NEW YORK (Reuters Health) - Children who regularly exercise and limit their time in front of the TV and computer are much less likely to be overweight than their peers, a new study suggests.
The American Academy of Pediatrics recommends that children devote no more than two hours per day to watching TV and playing video games.
Experts also encourage children to exercise regularly; some groups, including the AAP, recommend that boys move enough to take 13,000 steps each day, while girls should strive for 11,000. Another common recommendation is for children and teenagers to get at least one hour of moderate exercise on most, if not all, days of the week.
For the new study, researchers at Iowa State University in Ames looked at whether there were weight differences between children who met or did not meet recommendations for “screen time” and exercise.
They found that among 709 7- to 12-year-olds, those who did not meet either recommendation were three to four times more likely to be overweight than their peers who met both guidelines.

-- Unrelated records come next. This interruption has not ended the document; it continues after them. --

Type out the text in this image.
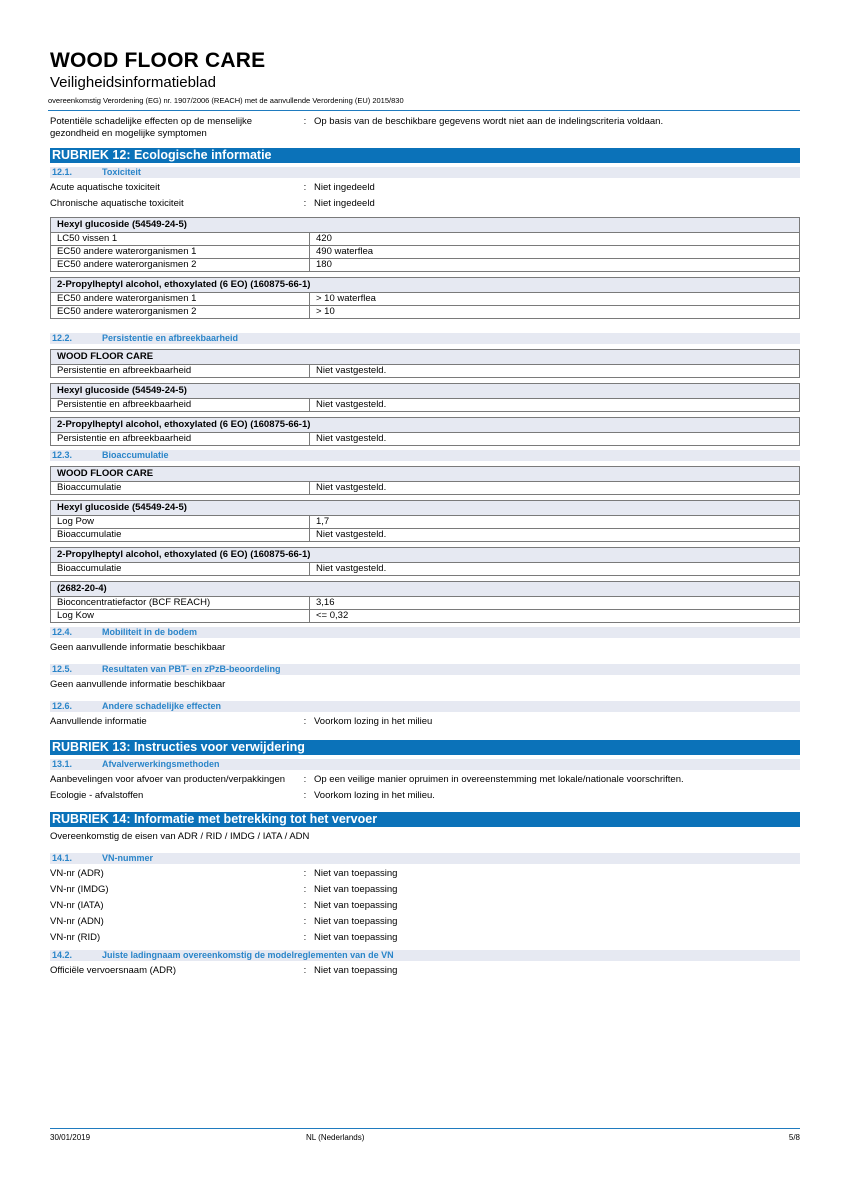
WOOD FLOOR CARE
Veiligheidsinformatieblad
overeenkomstig Verordening (EG) nr. 1907/2006 (REACH) met de aanvullende Verordening (EU) 2015/830
Potentiële schadelijke effecten op de menselijke gezondheid en mogelijke symptomen
: Op basis van de beschikbare gegevens wordt niet aan de indelingscriteria voldaan.
RUBRIEK 12: Ecologische informatie
12.1.	Toxiciteit
Acute aquatische toxiciteit	: Niet ingedeeld
Chronische aquatische toxiciteit	: Niet ingedeeld
Hexyl glucoside (54549-24-5)
LC50 vissen 1	420
EC50 andere waterorganismen 1	490 waterflea
EC50 andere waterorganismen 2	180
2-Propylheptyl alcohol, ethoxylated (6 EO) (160875-66-1)
EC50 andere waterorganismen 1	> 10 waterflea
EC50 andere waterorganismen 2	> 10
12.2.	Persistentie en afbreekbaarheid
WOOD FLOOR CARE
Persistentie en afbreekbaarheid	Niet vastgesteld.
Hexyl glucoside (54549-24-5)
Persistentie en afbreekbaarheid	Niet vastgesteld.
2-Propylheptyl alcohol, ethoxylated (6 EO) (160875-66-1)
Persistentie en afbreekbaarheid	Niet vastgesteld.
12.3.	Bioaccumulatie
WOOD FLOOR CARE
Bioaccumulatie	Niet vastgesteld.
Hexyl glucoside (54549-24-5)
Log Pow	1,7
Bioaccumulatie	Niet vastgesteld.
2-Propylheptyl alcohol, ethoxylated (6 EO) (160875-66-1)
Bioaccumulatie	Niet vastgesteld.
(2682-20-4)
Bioconcentratiefactor (BCF REACH)	3,16
Log Kow	<= 0,32
12.4.	Mobiliteit in de bodem
Geen aanvullende informatie beschikbaar
12.5.	Resultaten van PBT- en zPzB-beoordeling
Geen aanvullende informatie beschikbaar
12.6.	Andere schadelijke effecten
Aanvullende informatie	: Voorkom lozing in het milieu
RUBRIEK 13: Instructies voor verwijdering
13.1.	Afvalverwerkingsmethoden
Aanbevelingen voor afvoer van producten/verpakkingen	: Op een veilige manier opruimen in overeenstemming met lokale/nationale voorschriften.
Ecologie - afvalstoffen	: Voorkom lozing in het milieu.
RUBRIEK 14: Informatie met betrekking tot het vervoer
Overeenkomstig de eisen van ADR / RID / IMDG / IATA / ADN
14.1.	VN-nummer
VN-nr (ADR)	: Niet van toepassing
VN-nr (IMDG)	: Niet van toepassing
VN-nr (IATA)	: Niet van toepassing
VN-nr (ADN)	: Niet van toepassing
VN-nr (RID)	: Niet van toepassing
14.2.	Juiste ladingnaam overeenkomstig de modelreglementen van de VN
Officiële vervoersnaam (ADR)	: Niet van toepassing
30/01/2019	NL (Nederlands)	5/8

The findings are published in the Journal of Pediatrics.
Since the study compared groups of children at one point in time, it does not prove that following exercise and screen-time recommendations keeps children at a healthy weight, according to lead researcher Dr. Kelly R. Laurson.
However, the findings do show that screen time and exercise are each independently associated with the odds of a child being overweight, explained Laurson, who is now with Illinois State University in Normal.
This gives support to experts’ guidelines, the researcher told Reuters Health, and “parents should encourage their children to comply with both.”
Laurson and colleagues based their findings on 709 children from 10 schools in Iowa and Minnesota. They surveyed the children about their TV watching and video game habits, and they had each child wear a pedometer, or step counter, for at least four days in order to gauge his or her typical physical activity level.
Boys who took at least 13,000 steps per day were considered to be in line with exercise recommendations, as were girls who logged 11,000 or more steps.
The researchers found that among boys who met the recommendations on exercise and screen time, 10 percent were overweight. Among girls meeting both recommendations, 20 percent were overweight. That compared with 35 percent of boys and 40 percent of girls who met neither recommendation.
“Both physical activity and screen time are important factors in childhood overweight,” Laurson said.
Unfortunately, the investigators found, only a minority of children in their study were meeting experts’ recommendations. About 44 percent were getting enough exercise, while just 31 percent were limiting their screen time to less than two hours per day.